Laser light used to make brain gamma waves

Massachusetts Institute of Technology scientists say they've discovered a way to induce gamma waves by shining laser light directly onto the brains of mice.

The high-frequency brain waves known as gamma oscillations are thought to be crucial for consciousness, attention, learning and memory. The study takes advantage of a new technology known as optogenetics, which combines genetic engineering with light to manipulate the activity of individual nerve cells.

The MIT researchers said their findings help explain how the brain produces gamma waves and provides new evidence of the role they play in regulating brain functions -- insights that could lead to new treatments for a range of brain-related disorders.

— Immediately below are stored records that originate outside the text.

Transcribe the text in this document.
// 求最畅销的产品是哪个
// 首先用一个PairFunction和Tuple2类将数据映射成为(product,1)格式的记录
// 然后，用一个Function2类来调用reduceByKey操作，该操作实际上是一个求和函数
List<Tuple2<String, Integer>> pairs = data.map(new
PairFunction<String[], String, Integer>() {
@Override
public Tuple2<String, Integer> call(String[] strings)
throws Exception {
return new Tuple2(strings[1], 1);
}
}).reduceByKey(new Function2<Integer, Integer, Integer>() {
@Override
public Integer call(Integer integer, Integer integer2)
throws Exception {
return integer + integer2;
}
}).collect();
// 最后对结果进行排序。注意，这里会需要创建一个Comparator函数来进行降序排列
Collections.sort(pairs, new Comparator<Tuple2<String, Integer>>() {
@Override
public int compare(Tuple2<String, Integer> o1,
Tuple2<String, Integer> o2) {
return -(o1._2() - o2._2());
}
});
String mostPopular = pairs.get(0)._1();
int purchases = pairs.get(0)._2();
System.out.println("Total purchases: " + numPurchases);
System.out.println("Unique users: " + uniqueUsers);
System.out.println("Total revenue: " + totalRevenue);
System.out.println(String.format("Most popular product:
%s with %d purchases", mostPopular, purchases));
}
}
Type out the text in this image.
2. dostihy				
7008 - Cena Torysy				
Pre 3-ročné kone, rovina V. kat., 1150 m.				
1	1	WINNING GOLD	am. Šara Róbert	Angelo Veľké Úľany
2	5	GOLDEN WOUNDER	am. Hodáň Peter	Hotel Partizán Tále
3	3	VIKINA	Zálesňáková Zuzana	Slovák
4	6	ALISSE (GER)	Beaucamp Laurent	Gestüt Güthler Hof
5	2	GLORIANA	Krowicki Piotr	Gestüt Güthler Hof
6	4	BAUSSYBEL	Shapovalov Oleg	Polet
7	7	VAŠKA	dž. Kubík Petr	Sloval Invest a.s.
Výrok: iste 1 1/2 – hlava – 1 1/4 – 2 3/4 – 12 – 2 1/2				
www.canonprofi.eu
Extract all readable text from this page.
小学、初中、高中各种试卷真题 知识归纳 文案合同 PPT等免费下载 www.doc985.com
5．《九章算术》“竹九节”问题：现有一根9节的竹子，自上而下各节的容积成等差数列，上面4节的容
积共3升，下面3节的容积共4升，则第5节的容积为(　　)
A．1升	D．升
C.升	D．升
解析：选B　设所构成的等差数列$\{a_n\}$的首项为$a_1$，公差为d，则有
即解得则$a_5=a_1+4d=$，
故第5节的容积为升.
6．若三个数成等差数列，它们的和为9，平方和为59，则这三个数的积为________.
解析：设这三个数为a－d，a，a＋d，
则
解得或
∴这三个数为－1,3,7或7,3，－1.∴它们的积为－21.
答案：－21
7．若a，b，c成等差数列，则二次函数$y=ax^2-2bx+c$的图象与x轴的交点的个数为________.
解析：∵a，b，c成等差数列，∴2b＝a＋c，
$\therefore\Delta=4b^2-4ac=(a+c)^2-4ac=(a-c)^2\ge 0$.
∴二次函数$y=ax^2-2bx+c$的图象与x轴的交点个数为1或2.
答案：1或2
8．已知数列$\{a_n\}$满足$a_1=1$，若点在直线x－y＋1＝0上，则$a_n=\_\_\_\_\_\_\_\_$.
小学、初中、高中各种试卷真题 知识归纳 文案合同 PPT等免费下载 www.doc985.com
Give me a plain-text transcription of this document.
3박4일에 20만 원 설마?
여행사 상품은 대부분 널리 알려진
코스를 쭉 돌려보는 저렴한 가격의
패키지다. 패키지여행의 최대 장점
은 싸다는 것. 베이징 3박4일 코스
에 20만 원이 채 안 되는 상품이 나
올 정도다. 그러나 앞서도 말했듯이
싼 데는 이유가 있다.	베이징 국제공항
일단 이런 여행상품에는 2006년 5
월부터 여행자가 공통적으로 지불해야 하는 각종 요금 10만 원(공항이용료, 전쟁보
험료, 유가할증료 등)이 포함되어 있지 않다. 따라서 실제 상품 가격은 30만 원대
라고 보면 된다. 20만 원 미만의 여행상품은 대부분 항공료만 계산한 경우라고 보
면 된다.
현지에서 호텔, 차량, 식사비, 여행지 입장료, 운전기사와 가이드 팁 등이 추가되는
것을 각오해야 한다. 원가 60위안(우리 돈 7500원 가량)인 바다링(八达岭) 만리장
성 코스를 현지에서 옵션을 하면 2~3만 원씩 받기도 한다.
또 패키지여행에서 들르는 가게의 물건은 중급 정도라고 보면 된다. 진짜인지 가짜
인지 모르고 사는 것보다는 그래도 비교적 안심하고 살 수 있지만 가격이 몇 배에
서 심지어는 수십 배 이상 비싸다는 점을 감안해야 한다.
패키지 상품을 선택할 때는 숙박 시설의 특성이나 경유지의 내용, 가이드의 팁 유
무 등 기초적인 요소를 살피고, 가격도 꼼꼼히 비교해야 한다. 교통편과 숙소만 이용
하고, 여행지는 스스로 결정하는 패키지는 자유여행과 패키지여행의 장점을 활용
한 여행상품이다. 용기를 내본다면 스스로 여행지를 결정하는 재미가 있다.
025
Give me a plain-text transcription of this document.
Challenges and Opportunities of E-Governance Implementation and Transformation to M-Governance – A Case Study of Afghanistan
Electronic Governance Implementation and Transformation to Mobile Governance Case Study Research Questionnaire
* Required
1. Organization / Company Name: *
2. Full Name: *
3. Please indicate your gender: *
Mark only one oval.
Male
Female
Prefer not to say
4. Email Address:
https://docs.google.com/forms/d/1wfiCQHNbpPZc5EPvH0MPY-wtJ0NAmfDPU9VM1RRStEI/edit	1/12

Gamma waves are known to be (disrupted) in people with schizophrenia and other psychiatric and neurological diseases, said Professor Li-Huei Tsai, a Howard Hughes Medical Institute investigator. This new tool will give us a great chance to probe the function of these circuits.

The study that included MIT postdoctoral fellow Jessica Cardin, graduate student Ulf Knoblich and Associate Professor Christopher Moore; Jessica Cardin of the University of Pennsylvania; Karl Deisseroth and Feng Zhang at Stanford University, and Konstantinos Meletis of the Picower Institute appears online in the journal Nature.